One could argue that Siri’s an expert on all sorts of things, and thus is worthy of great respect. But honestly, I doubt most iPhone users see her that way. Any Siri user knows her intelligence is limited. She can’t think creatively. If she doesn’t understand what you need of her, she usually just generates an annoying web search, which isn’t what you wanted. Siri works great if you know what to say to her and if you say it clearly in a way she can understand. She can help you, but she can’t innovate. She can’t lead. She’s only a freakin’ robot after all.
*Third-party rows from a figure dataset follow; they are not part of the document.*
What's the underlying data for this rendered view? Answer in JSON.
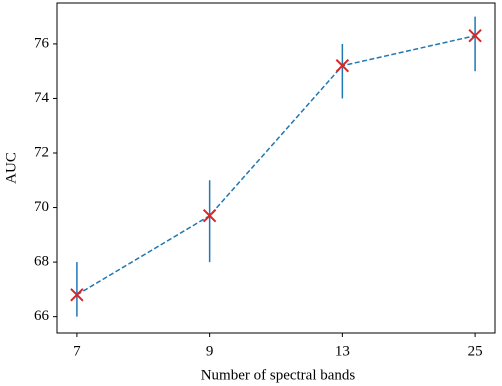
{
  "chart_data": {
    "type": "errorbar-line",
    "x_label": "Number of spectral bands",
    "y_label": "AUC",
    "categories": [
      "7",
      "9",
      "13",
      "25"
    ],
    "values": [
      66.8,
      69.7,
      75.2,
      76.3
    ],
    "lower": [
      66,
      68,
      74,
      75
    ],
    "upper": [
      68,
      71,
      76,
      77
    ],
    "line_color": "#1f77b4",
    "marker_color": "#d62728",
    "ylim": [
      65.4,
      77.5
    ],
    "yticks": [
      66,
      68,
      70,
      72,
      74,
      76
    ]
  }
}
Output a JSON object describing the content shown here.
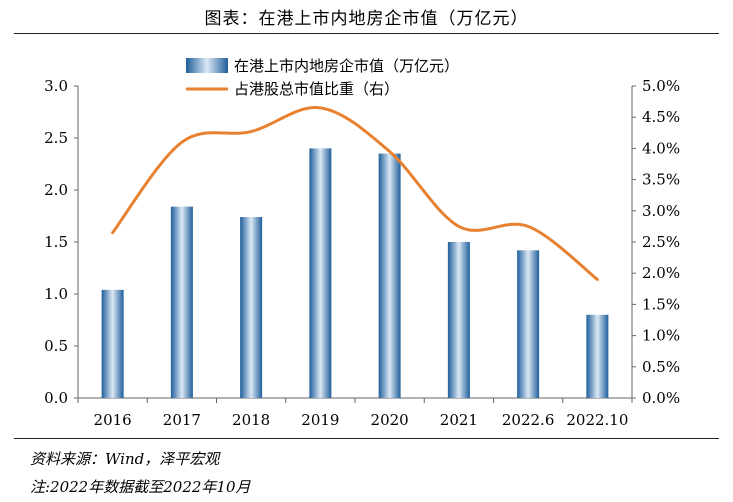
{
  "header": {
    "title": "图表：在港上市内地房企市值（万亿元）"
  },
  "chart_data": {
    "type": "bar",
    "categories": [
      "2016",
      "2017",
      "2018",
      "2019",
      "2020",
      "2021",
      "2022.6",
      "2022.10"
    ],
    "series": [
      {
        "name": "在港上市内地房企市值（万亿元）",
        "type": "bar",
        "axis": "left",
        "values": [
          1.04,
          1.84,
          1.74,
          2.4,
          2.35,
          1.5,
          1.42,
          0.8
        ]
      },
      {
        "name": "占港股总市值比重（右）",
        "type": "line",
        "axis": "right",
        "values": [
          2.65,
          4.1,
          4.27,
          4.65,
          3.95,
          2.75,
          2.75,
          1.9
        ]
      }
    ],
    "ylim": [
      0,
      3.0
    ],
    "yticks": [
      "0.0",
      "0.5",
      "1.0",
      "1.5",
      "2.0",
      "2.5",
      "3.0"
    ],
    "y2lim": [
      0,
      5.0
    ],
    "y2ticks": [
      "0.0%",
      "0.5%",
      "1.0%",
      "1.5%",
      "2.0%",
      "2.5%",
      "3.0%",
      "3.5%",
      "4.0%",
      "4.5%",
      "5.0%"
    ],
    "legend_position": "top",
    "colors": {
      "bar": "#3a78b4",
      "line": "#e8812f"
    }
  },
  "footer": {
    "source": "资料来源：Wind，泽平宏观",
    "note": "注:2022年数据截至2022年10月"
  }
}
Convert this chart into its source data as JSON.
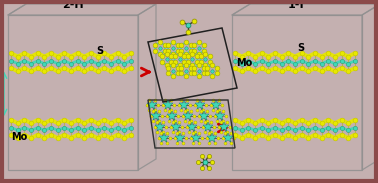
{
  "bg_color": "#c4b0b0",
  "border_color": "#8b4a4a",
  "title_2h": "2-H",
  "title_1t": "1-T",
  "label_s": "S",
  "label_mo": "Mo",
  "label_d": "d",
  "yellow": "#e8e800",
  "cyan": "#40d8b8",
  "dark_gray": "#303030",
  "red_arrow": "#cc0000",
  "box_line": "#909090",
  "figsize": [
    3.78,
    1.83
  ],
  "dpi": 100
}
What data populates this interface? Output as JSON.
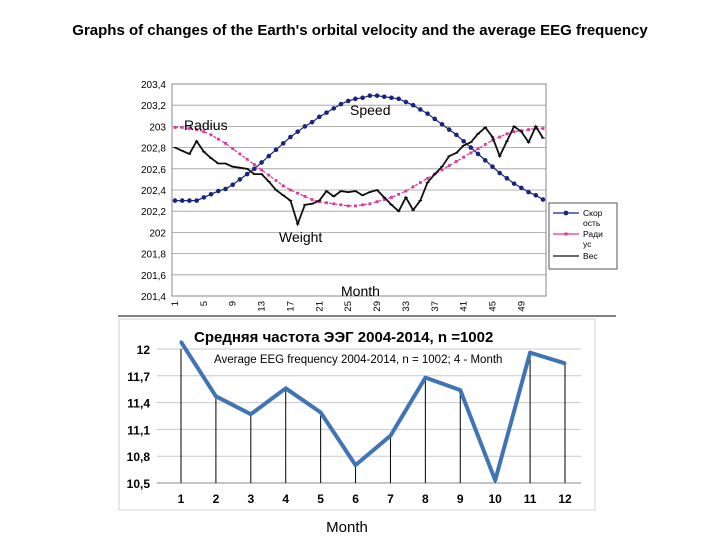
{
  "slide": {
    "title": "Graphs of changes of the Earth's orbital velocity and the average EEG frequency",
    "bottom_caption": "Month"
  },
  "chart_data": [
    {
      "type": "line",
      "x": [
        1,
        2,
        3,
        4,
        5,
        6,
        7,
        8,
        9,
        10,
        11,
        12,
        13,
        14,
        15,
        16,
        17,
        18,
        19,
        20,
        21,
        22,
        23,
        24,
        25,
        26,
        27,
        28,
        29,
        30,
        31,
        32,
        33,
        34,
        35,
        36,
        37,
        38,
        39,
        40,
        41,
        42,
        43,
        44,
        45,
        46,
        47,
        48,
        49,
        50,
        51,
        52
      ],
      "x_ticks": [
        "1",
        "5",
        "9",
        "13",
        "17",
        "21",
        "25",
        "29",
        "33",
        "37",
        "41",
        "45",
        "49"
      ],
      "ylim": [
        201.4,
        203.4
      ],
      "y_ticks": [
        "203,4",
        "203,2",
        "203",
        "202,8",
        "202,6",
        "202,4",
        "202,2",
        "202",
        "201,8",
        "201,6",
        "201,4"
      ],
      "grid": true,
      "legend_position": "right",
      "annotations": {
        "speed": "Speed",
        "radius": "Radius",
        "weight": "Weight",
        "month": "Month"
      },
      "series": [
        {
          "name": "Скорость",
          "legend_lines": [
            "Скор",
            "ость"
          ],
          "color": "#1a237e",
          "values": [
            202.3,
            202.3,
            202.3,
            202.3,
            202.33,
            202.36,
            202.39,
            202.41,
            202.45,
            202.5,
            202.55,
            202.6,
            202.66,
            202.72,
            202.78,
            202.84,
            202.9,
            202.95,
            203.0,
            203.04,
            203.09,
            203.13,
            203.17,
            203.21,
            203.24,
            203.26,
            203.27,
            203.29,
            203.29,
            203.28,
            203.27,
            203.26,
            203.23,
            203.2,
            203.16,
            203.12,
            203.07,
            203.02,
            202.97,
            202.92,
            202.86,
            202.8,
            202.74,
            202.68,
            202.62,
            202.56,
            202.51,
            202.46,
            202.42,
            202.38,
            202.35,
            202.31
          ]
        },
        {
          "name": "Радиус",
          "legend_lines": [
            "Ради",
            "ус"
          ],
          "color": "#e0349a",
          "values": [
            202.99,
            202.99,
            202.98,
            202.97,
            202.95,
            202.92,
            202.88,
            202.84,
            202.79,
            202.74,
            202.69,
            202.64,
            202.59,
            202.54,
            202.49,
            202.44,
            202.4,
            202.37,
            202.34,
            202.31,
            202.29,
            202.28,
            202.27,
            202.26,
            202.25,
            202.25,
            202.26,
            202.27,
            202.29,
            202.31,
            202.33,
            202.36,
            202.39,
            202.43,
            202.47,
            202.51,
            202.55,
            202.59,
            202.63,
            202.67,
            202.71,
            202.75,
            202.79,
            202.83,
            202.87,
            202.9,
            202.93,
            202.95,
            202.96,
            202.97,
            202.98,
            202.98
          ]
        },
        {
          "name": "Вес",
          "legend_lines": [
            "Вес"
          ],
          "color": "#111111",
          "values": [
            202.8,
            202.77,
            202.74,
            202.86,
            202.76,
            202.7,
            202.65,
            202.65,
            202.62,
            202.61,
            202.6,
            202.55,
            202.55,
            202.48,
            202.4,
            202.35,
            202.3,
            202.08,
            202.26,
            202.27,
            202.3,
            202.39,
            202.34,
            202.39,
            202.38,
            202.39,
            202.35,
            202.38,
            202.4,
            202.33,
            202.26,
            202.2,
            202.33,
            202.21,
            202.3,
            202.47,
            202.55,
            202.62,
            202.72,
            202.75,
            202.82,
            202.85,
            202.93,
            202.99,
            202.9,
            202.72,
            202.86,
            203.0,
            202.95,
            202.85,
            203.0,
            202.89
          ]
        }
      ]
    },
    {
      "type": "line",
      "title": "Средняя частота ЭЭГ  2004-2014, n =1002",
      "subtitle": "Average EEG frequency 2004-2014, n = 1002; 4 - Month",
      "categories": [
        "1",
        "2",
        "3",
        "4",
        "5",
        "6",
        "7",
        "8",
        "9",
        "10",
        "11",
        "12"
      ],
      "values": [
        12.08,
        11.47,
        11.27,
        11.56,
        11.29,
        10.7,
        11.03,
        11.68,
        11.54,
        10.53,
        11.96,
        11.84
      ],
      "ylim": [
        10.5,
        12.0
      ],
      "y_ticks": [
        "12",
        "11,7",
        "11,4",
        "11,1",
        "10,8",
        "10,5"
      ],
      "drop_lines": true,
      "color": "#3f74b5"
    }
  ]
}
And maybe that’s why I get annoyed by the idea of Siri the default-girl. It could be that I’m overly sensitive. I grant that, but if that’s the case, it’s not without its reasons. I’m a recently-ordained female “church planter” (a.k.a. senior pastor), a vocation for me that even in 2014 a large number of my male counterparts, especially in the evangelical world, would fundamentally disagree with because of my gender. They might say that they believe I am fully equal to men in terms of my value before God, but that, as a woman, I’ve been created to play a different kind of role. Men are made to lead, women to support their leadership. They are help-mates, like Eve (or Siri). They partner with men to get things done, but they are not the ones who wield authority, who chart new territory, who strategize, who initiate, who preach.
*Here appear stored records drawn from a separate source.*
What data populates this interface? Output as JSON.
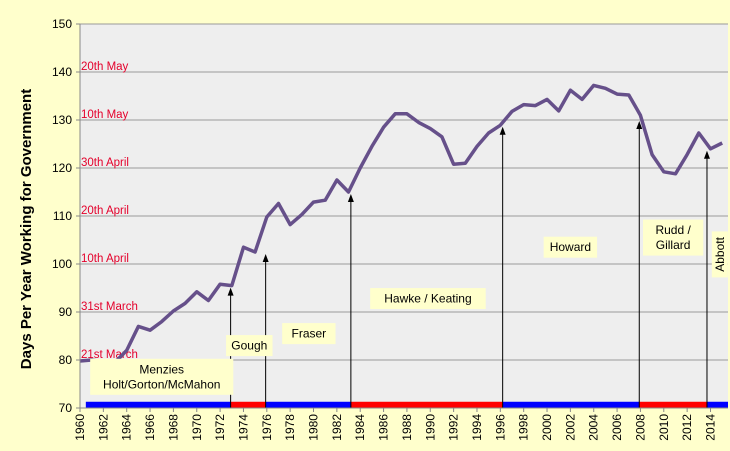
{
  "colors": {
    "background": "#FFFFCC",
    "plot_background": "#EEEEEE",
    "series_line": "#66508A",
    "arrow": "#000000",
    "date_label": "#E4002B",
    "coalition_bar": "#0000FF",
    "labor_bar": "#FF0000",
    "pm_label_fill": "#FFFFCC"
  },
  "chart_data": {
    "type": "line",
    "ylabel": "Days Per Year Working for Government",
    "xlabel": "",
    "title": "",
    "ylim": [
      70,
      150
    ],
    "xlim": [
      1960,
      2015
    ],
    "grid": "horizontal",
    "y_ticks": [
      70,
      80,
      90,
      100,
      110,
      120,
      130,
      140,
      150
    ],
    "x_ticks": [
      "1960",
      "1962",
      "1964",
      "1966",
      "1968",
      "1970",
      "1972",
      "1974",
      "1976",
      "1978",
      "1980",
      "1982",
      "1984",
      "1986",
      "1988",
      "1990",
      "1992",
      "1994",
      "1996",
      "1998",
      "2000",
      "2002",
      "2004",
      "2006",
      "2008",
      "2010",
      "2012",
      "2014"
    ],
    "series": [
      {
        "x": [
          1960,
          1961,
          1962,
          1963,
          1964,
          1965,
          1966,
          1967,
          1968,
          1969,
          1970,
          1971,
          1972,
          1973,
          1974,
          1975,
          1976,
          1977,
          1978,
          1979,
          1980,
          1981,
          1982,
          1983,
          1984,
          1985,
          1986,
          1987,
          1988,
          1989,
          1990,
          1991,
          1992,
          1993,
          1994,
          1995,
          1996,
          1997,
          1998,
          1999,
          2000,
          2001,
          2002,
          2003,
          2004,
          2005,
          2006,
          2007,
          2008,
          2009,
          2010,
          2011,
          2012,
          2013,
          2014,
          2015
        ],
        "values": [
          79.8,
          80.0,
          79.6,
          79.5,
          82.0,
          87.0,
          86.2,
          88.0,
          90.2,
          91.8,
          94.2,
          92.4,
          95.8,
          95.5,
          103.5,
          102.5,
          109.8,
          112.6,
          108.2,
          110.3,
          112.9,
          113.3,
          117.5,
          115.0,
          120.0,
          124.5,
          128.5,
          131.3,
          131.3,
          129.5,
          128.2,
          126.5,
          120.8,
          121.0,
          124.5,
          127.3,
          128.9,
          131.8,
          133.2,
          133.0,
          134.3,
          131.9,
          136.2,
          134.3,
          137.2,
          136.6,
          135.4,
          135.2,
          131.0,
          122.8,
          119.2,
          118.8,
          122.8,
          127.3,
          124.0,
          125.2
        ]
      }
    ],
    "date_markers": [
      {
        "label": "21st March",
        "value": 80
      },
      {
        "label": "31st March",
        "value": 90
      },
      {
        "label": "10th April",
        "value": 100
      },
      {
        "label": "20th April",
        "value": 110
      },
      {
        "label": "30th April",
        "value": 120
      },
      {
        "label": "10th May",
        "value": 130
      },
      {
        "label": "20th May",
        "value": 140
      }
    ],
    "government_periods": [
      {
        "party": "coalition",
        "start": 1960,
        "end": 1972.9
      },
      {
        "party": "labor",
        "start": 1972.9,
        "end": 1975.9
      },
      {
        "party": "coalition",
        "start": 1975.9,
        "end": 1983.2
      },
      {
        "party": "labor",
        "start": 1983.2,
        "end": 1996.2
      },
      {
        "party": "coalition",
        "start": 1996.2,
        "end": 2007.9
      },
      {
        "party": "labor",
        "start": 2007.9,
        "end": 2013.7
      },
      {
        "party": "coalition",
        "start": 2013.7,
        "end": 2015.5
      }
    ],
    "arrows": [
      {
        "x": 1972.9,
        "to": 95.5
      },
      {
        "x": 1975.9,
        "to": 102.5
      },
      {
        "x": 1983.2,
        "to": 115.0
      },
      {
        "x": 1996.2,
        "to": 129.0
      },
      {
        "x": 2007.9,
        "to": 130.2
      },
      {
        "x": 2013.7,
        "to": 124.0
      }
    ],
    "pm_labels": [
      {
        "lines": [
          "Menzies",
          "Holt/Gorton/McMahon"
        ],
        "x": 1967.0,
        "y": 76.5
      },
      {
        "lines": [
          "Gough"
        ],
        "x": 1974.5,
        "y": 83.0
      },
      {
        "lines": [
          "Fraser"
        ],
        "x": 1979.6,
        "y": 85.5
      },
      {
        "lines": [
          "Hawke / Keating"
        ],
        "x": 1989.8,
        "y": 92.8
      },
      {
        "lines": [
          "Howard"
        ],
        "x": 2002.0,
        "y": 103.5
      },
      {
        "lines": [
          "Rudd /",
          "Gillard"
        ],
        "x": 2010.8,
        "y": 105.5
      },
      {
        "lines": [
          "Abbott"
        ],
        "x": 2014.8,
        "y": 102.0,
        "vertical": true
      }
    ]
  }
}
I remember the first time a mentor of mine said these words to me, “Leah, I think God’s made you to be a church planter.” Internally, I felt relieved and terrified at the same time. It was liberating to hear her say those words because they felt so scandalously true. Scandalous because at the time we were both a part of a church that didn’t openly bless women in the most senior role of church leadership. True because it affirmed everything I had internally felt God growing in me for years, though I’d never dared confess out loud. But it was a vitally important moment for me. It was the beginning of naming out loud who I am, who I believe I’ve been fearfully and wonderfully created by God to be, even in spite of the conventions my identity might break.
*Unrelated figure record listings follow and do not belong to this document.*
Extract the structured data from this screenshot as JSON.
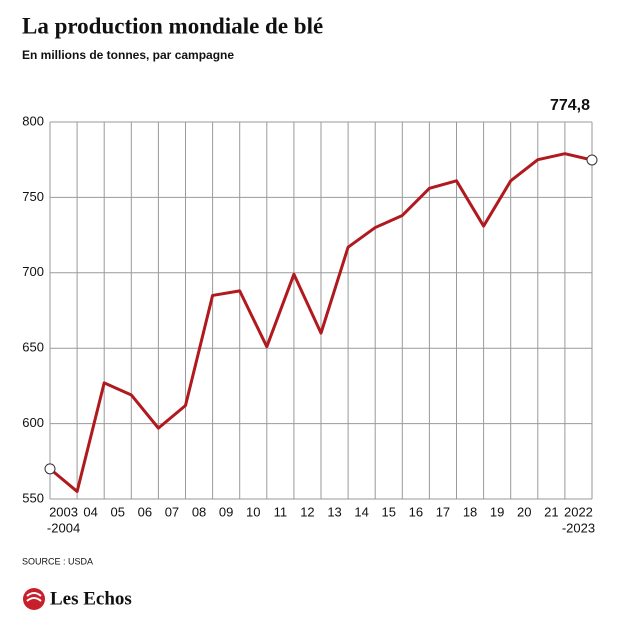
{
  "chart_data": {
    "type": "line",
    "title": "La production mondiale de blé",
    "subtitle": "En millions de tonnes, par campagne",
    "source": "SOURCE : USDA",
    "brand": "Les Echos",
    "categories": [
      null,
      [
        "2003",
        "-2004"
      ],
      "04",
      "05",
      "06",
      "07",
      "08",
      "09",
      "10",
      "11",
      "12",
      "13",
      "14",
      "15",
      "16",
      "17",
      "18",
      "19",
      "20",
      "21",
      [
        "2022",
        "-2023"
      ]
    ],
    "values": [
      570,
      555,
      627,
      619,
      597,
      612,
      685,
      688,
      651,
      699,
      660,
      717,
      730,
      738,
      756,
      761,
      731,
      761,
      775,
      779,
      774.8
    ],
    "value_labels": [
      null,
      null,
      null,
      null,
      null,
      null,
      null,
      null,
      null,
      null,
      null,
      null,
      null,
      null,
      null,
      null,
      null,
      null,
      null,
      null,
      "774,8"
    ],
    "color": "#b0191e",
    "ylim": [
      550,
      800
    ],
    "yticks": [
      550,
      600,
      650,
      700,
      750,
      800
    ],
    "grid": true
  }
}
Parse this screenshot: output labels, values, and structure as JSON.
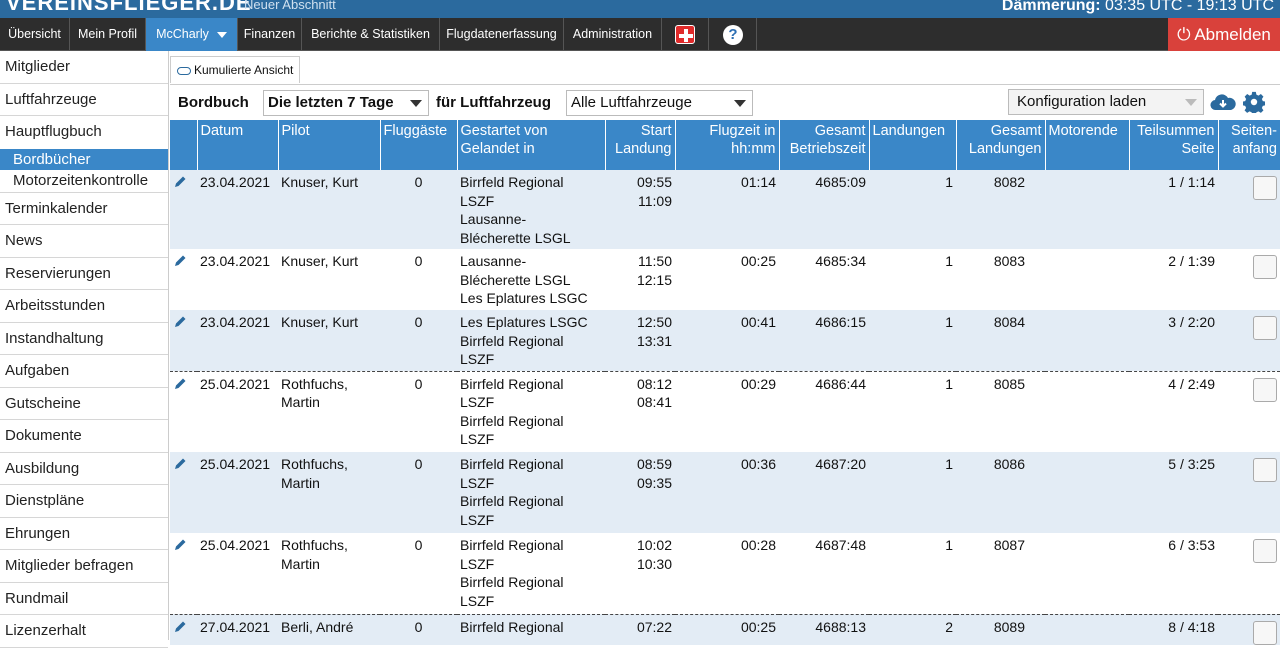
{
  "topbar": {
    "brand": "VEREINSFLIEGER.DE",
    "sub": "Neuer Abschnitt",
    "dusk_label": "Dämmerung:",
    "dusk_value": "03:35 UTC - 19:13 UTC"
  },
  "nav": {
    "items": [
      "Übersicht",
      "Mein Profil",
      "McCharly",
      "Finanzen",
      "Berichte & Statistiken",
      "Flugdatenerfassung",
      "Administration"
    ],
    "logout": "⏻ Abmelden"
  },
  "sidebar": {
    "items": [
      "Mitglieder",
      "Luftfahrzeuge",
      "Hauptflugbuch",
      "Bordbücher",
      "Motorzeitenkontrolle",
      "Terminkalender",
      "News",
      "Reservierungen",
      "Arbeitsstunden",
      "Instandhaltung",
      "Aufgaben",
      "Gutscheine",
      "Dokumente",
      "Ausbildung",
      "Dienstpläne",
      "Ehrungen",
      "Mitglieder befragen",
      "Rundmail",
      "Lizenzerhalt"
    ]
  },
  "tab": {
    "kumuliert": "Kumulierte Ansicht"
  },
  "filter": {
    "bordbuch_label": "Bordbuch",
    "period": "Die letzten 7 Tage",
    "aircraft_label": "für Luftfahrzeug",
    "aircraft": "Alle Luftfahrzeuge",
    "config": "Konfiguration laden"
  },
  "columns": {
    "datum": "Datum",
    "pilot": "Pilot",
    "gaeste": "Fluggäste",
    "von1": "Gestartet von",
    "von2": "Gelandet in",
    "start1": "Start",
    "start2": "Landung",
    "flugzeit1": "Flugzeit in",
    "flugzeit2": "hh:mm",
    "betrieb1": "Gesamt",
    "betrieb2": "Betriebszeit",
    "landungen": "Landungen",
    "gesland1": "Gesamt",
    "gesland2": "Landungen",
    "motorende": "Motorende",
    "teilsummen1": "Teilsummen",
    "teilsummen2": "Seite",
    "seiten1": "Seiten-",
    "seiten2": "anfang"
  },
  "rows": [
    {
      "datum": "23.04.2021",
      "pilot1": "Knuser, Kurt",
      "pilot2": "",
      "gaeste": "0",
      "von": [
        "Birrfeld Regional",
        "LSZF",
        "Lausanne-",
        "Blécherette LSGL"
      ],
      "start": "09:55",
      "landung": "11:09",
      "flugzeit": "01:14",
      "betrieb": "4685:09",
      "landungen": "1",
      "gesland": "8082",
      "teilsumme": "1 / 1:14"
    },
    {
      "datum": "23.04.2021",
      "pilot1": "Knuser, Kurt",
      "pilot2": "",
      "gaeste": "0",
      "von": [
        "Lausanne-",
        "Blécherette LSGL",
        "Les Eplatures LSGC"
      ],
      "start": "11:50",
      "landung": "12:15",
      "flugzeit": "00:25",
      "betrieb": "4685:34",
      "landungen": "1",
      "gesland": "8083",
      "teilsumme": "2 / 1:39"
    },
    {
      "datum": "23.04.2021",
      "pilot1": "Knuser, Kurt",
      "pilot2": "",
      "gaeste": "0",
      "von": [
        "Les Eplatures LSGC",
        "Birrfeld Regional",
        "LSZF"
      ],
      "start": "12:50",
      "landung": "13:31",
      "flugzeit": "00:41",
      "betrieb": "4686:15",
      "landungen": "1",
      "gesland": "8084",
      "teilsumme": "3 / 2:20"
    },
    {
      "datum": "25.04.2021",
      "pilot1": "Rothfuchs,",
      "pilot2": "Martin",
      "gaeste": "0",
      "von": [
        "Birrfeld Regional",
        "LSZF",
        "Birrfeld Regional",
        "LSZF"
      ],
      "start": "08:12",
      "landung": "08:41",
      "flugzeit": "00:29",
      "betrieb": "4686:44",
      "landungen": "1",
      "gesland": "8085",
      "teilsumme": "4 / 2:49"
    },
    {
      "datum": "25.04.2021",
      "pilot1": "Rothfuchs,",
      "pilot2": "Martin",
      "gaeste": "0",
      "von": [
        "Birrfeld Regional",
        "LSZF",
        "Birrfeld Regional",
        "LSZF"
      ],
      "start": "08:59",
      "landung": "09:35",
      "flugzeit": "00:36",
      "betrieb": "4687:20",
      "landungen": "1",
      "gesland": "8086",
      "teilsumme": "5 / 3:25"
    },
    {
      "datum": "25.04.2021",
      "pilot1": "Rothfuchs,",
      "pilot2": "Martin",
      "gaeste": "0",
      "von": [
        "Birrfeld Regional",
        "LSZF",
        "Birrfeld Regional",
        "LSZF"
      ],
      "start": "10:02",
      "landung": "10:30",
      "flugzeit": "00:28",
      "betrieb": "4687:48",
      "landungen": "1",
      "gesland": "8087",
      "teilsumme": "6 / 3:53"
    },
    {
      "datum": "27.04.2021",
      "pilot1": "Berli, André",
      "pilot2": "",
      "gaeste": "0",
      "von": [
        "Birrfeld Regional"
      ],
      "start": "07:22",
      "landung": "",
      "flugzeit": "00:25",
      "betrieb": "4688:13",
      "landungen": "2",
      "gesland": "8089",
      "teilsumme": "8 / 4:18"
    }
  ],
  "colors": {
    "accent": "#3a87c8",
    "nav": "#2d2d2d",
    "logout": "#d9413b",
    "row_alt": "#e3ecf5"
  }
}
Don’t get me wrong. There’s nothing inherently wrong with being an assistant. There’s nothing wrong with helping. There’s nothing wrong with being administratively gifted. I’m personally grateful for all the administrative assistance I can get because I definitely need it. What I do resent (and ultimately disagree with) is the notion that women, by virtue of their gender, are uniquely qualified to serve in the helping role, while men, by virtue of their gender, are uniquely qualified to lead. I am grateful beyond measure that I have seen in the last several years a much healthier model: men and women equally leading and helping one another, each serving as their unique gifts and personalities led them to serve, showing one another mutual deference, and sharing power through caring cooperation.
This is the kind of faith community I am seeking to build. It is the kind of world I’m hoping to raise my children in; a world where we don’t have to defend our identities as anamolies: the female pastor, the stay-at-home dad, the gay Christian, the male administrative-assistant. We can just be us, fearfully and wonderfully made in the image of a wildly beautiful and creative God. And in that hope, after my light-bulb moment in the bed, I made a change. I told Siri to be a boy. And she told me how to get the job done. I followed the directions Siri gave, and soon the voice speaking back to me was no longer a feminine one, but a masculine one. My kids call him, “Boy Siri”.
It’s not gonna change the world. I know it’s really a small deal in the grand scheme of things. But here now in my home we are taking one more step to counter the gender stereotypes that permeate our culture and even our phones. Girls aren’t the only ones who can help. Boys can be a big help too. And they can still be named Siri.